После панков были новые романтики, были готы, была рейв-культура, но с точки зрения социально-культурной географии Лондона важнейшим явлением последних десятилетий стало, пожалуй, перемещение андерграунда и контркультуры из центральных районов города на восток столицы.
«Художественная среда всегда стремится туда, где дешевле, - говорит Барри Майлс. - Когда-то давно таким районом был Челси, затем Ноттинг-Хилл и Камден, хотя сейчас в это трудно поверить. Смещение на восток началось ещё на рубеже 70-х и 80-х. Именно там поселился, когда приехал в Лондон, Genesis P. Orridge».

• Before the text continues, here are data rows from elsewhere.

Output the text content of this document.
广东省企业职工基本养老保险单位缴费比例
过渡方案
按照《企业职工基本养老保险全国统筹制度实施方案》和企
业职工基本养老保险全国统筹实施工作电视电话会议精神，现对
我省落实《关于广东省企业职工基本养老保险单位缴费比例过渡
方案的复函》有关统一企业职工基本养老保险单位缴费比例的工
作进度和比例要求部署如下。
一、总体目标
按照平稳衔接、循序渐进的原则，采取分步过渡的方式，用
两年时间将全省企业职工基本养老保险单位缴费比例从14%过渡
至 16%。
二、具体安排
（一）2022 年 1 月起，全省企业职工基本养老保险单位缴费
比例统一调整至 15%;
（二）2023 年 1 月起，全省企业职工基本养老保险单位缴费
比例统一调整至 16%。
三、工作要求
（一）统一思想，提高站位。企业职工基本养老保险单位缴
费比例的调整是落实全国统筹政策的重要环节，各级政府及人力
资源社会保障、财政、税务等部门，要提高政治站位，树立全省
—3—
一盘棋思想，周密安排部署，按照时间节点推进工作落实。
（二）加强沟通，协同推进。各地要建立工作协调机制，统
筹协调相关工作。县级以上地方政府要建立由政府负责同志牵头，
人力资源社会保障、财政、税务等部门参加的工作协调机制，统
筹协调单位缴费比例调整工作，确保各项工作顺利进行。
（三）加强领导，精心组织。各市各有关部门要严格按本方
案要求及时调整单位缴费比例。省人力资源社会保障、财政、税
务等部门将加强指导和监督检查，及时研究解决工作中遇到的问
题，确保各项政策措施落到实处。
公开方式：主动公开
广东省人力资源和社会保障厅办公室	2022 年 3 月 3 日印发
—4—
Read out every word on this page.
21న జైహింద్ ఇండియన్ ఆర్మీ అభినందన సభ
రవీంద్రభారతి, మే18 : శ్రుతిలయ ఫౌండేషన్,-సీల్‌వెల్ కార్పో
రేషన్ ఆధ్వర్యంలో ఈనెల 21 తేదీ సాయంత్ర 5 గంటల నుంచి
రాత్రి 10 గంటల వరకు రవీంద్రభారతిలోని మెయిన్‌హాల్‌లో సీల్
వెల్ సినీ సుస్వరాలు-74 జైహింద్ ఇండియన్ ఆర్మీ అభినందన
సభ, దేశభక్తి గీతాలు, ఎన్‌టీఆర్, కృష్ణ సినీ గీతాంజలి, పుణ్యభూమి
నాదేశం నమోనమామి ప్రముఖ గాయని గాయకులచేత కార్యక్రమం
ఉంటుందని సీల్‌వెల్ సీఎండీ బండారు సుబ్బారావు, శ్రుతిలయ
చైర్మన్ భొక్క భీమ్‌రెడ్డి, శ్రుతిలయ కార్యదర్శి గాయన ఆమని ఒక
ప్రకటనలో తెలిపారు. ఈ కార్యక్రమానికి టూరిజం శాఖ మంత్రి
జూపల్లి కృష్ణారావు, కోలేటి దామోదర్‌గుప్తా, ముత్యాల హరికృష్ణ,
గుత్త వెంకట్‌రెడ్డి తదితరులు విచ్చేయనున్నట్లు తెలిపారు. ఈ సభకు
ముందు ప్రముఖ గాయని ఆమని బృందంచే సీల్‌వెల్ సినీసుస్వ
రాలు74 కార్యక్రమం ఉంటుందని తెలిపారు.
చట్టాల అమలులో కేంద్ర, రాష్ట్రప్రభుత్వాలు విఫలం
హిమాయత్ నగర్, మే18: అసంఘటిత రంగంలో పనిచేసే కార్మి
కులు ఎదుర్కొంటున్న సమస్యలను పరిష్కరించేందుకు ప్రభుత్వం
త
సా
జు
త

«Художники получили от властей разрешение занимать пустующие дома - до того момента, когда появятся деньги на их ремонт. Возникают галереи, а вокруг них бары, клубы и рестораны, место становится модным. Процесс цикличный - когда-то заброшенные районы Ист-Энда Шордитч и Хокстон сейчас не многим дешевле Ноттинг-Хилла и Камдена, и художникам приходится двигаться ещё дальше на восток. Там теперь буквально сотни галерей. Но тамошняя сцена скорее художественная, чем музыкальная», - замечает Майлс.
«Как же так, неужели нет ничего в музыке, что было бы характерно для этого времени и места?» - недоуменно спрашиваю я.
«Честно говоря, и я не знаю…», - слегка растерянно отвечает мне Барри Майлс.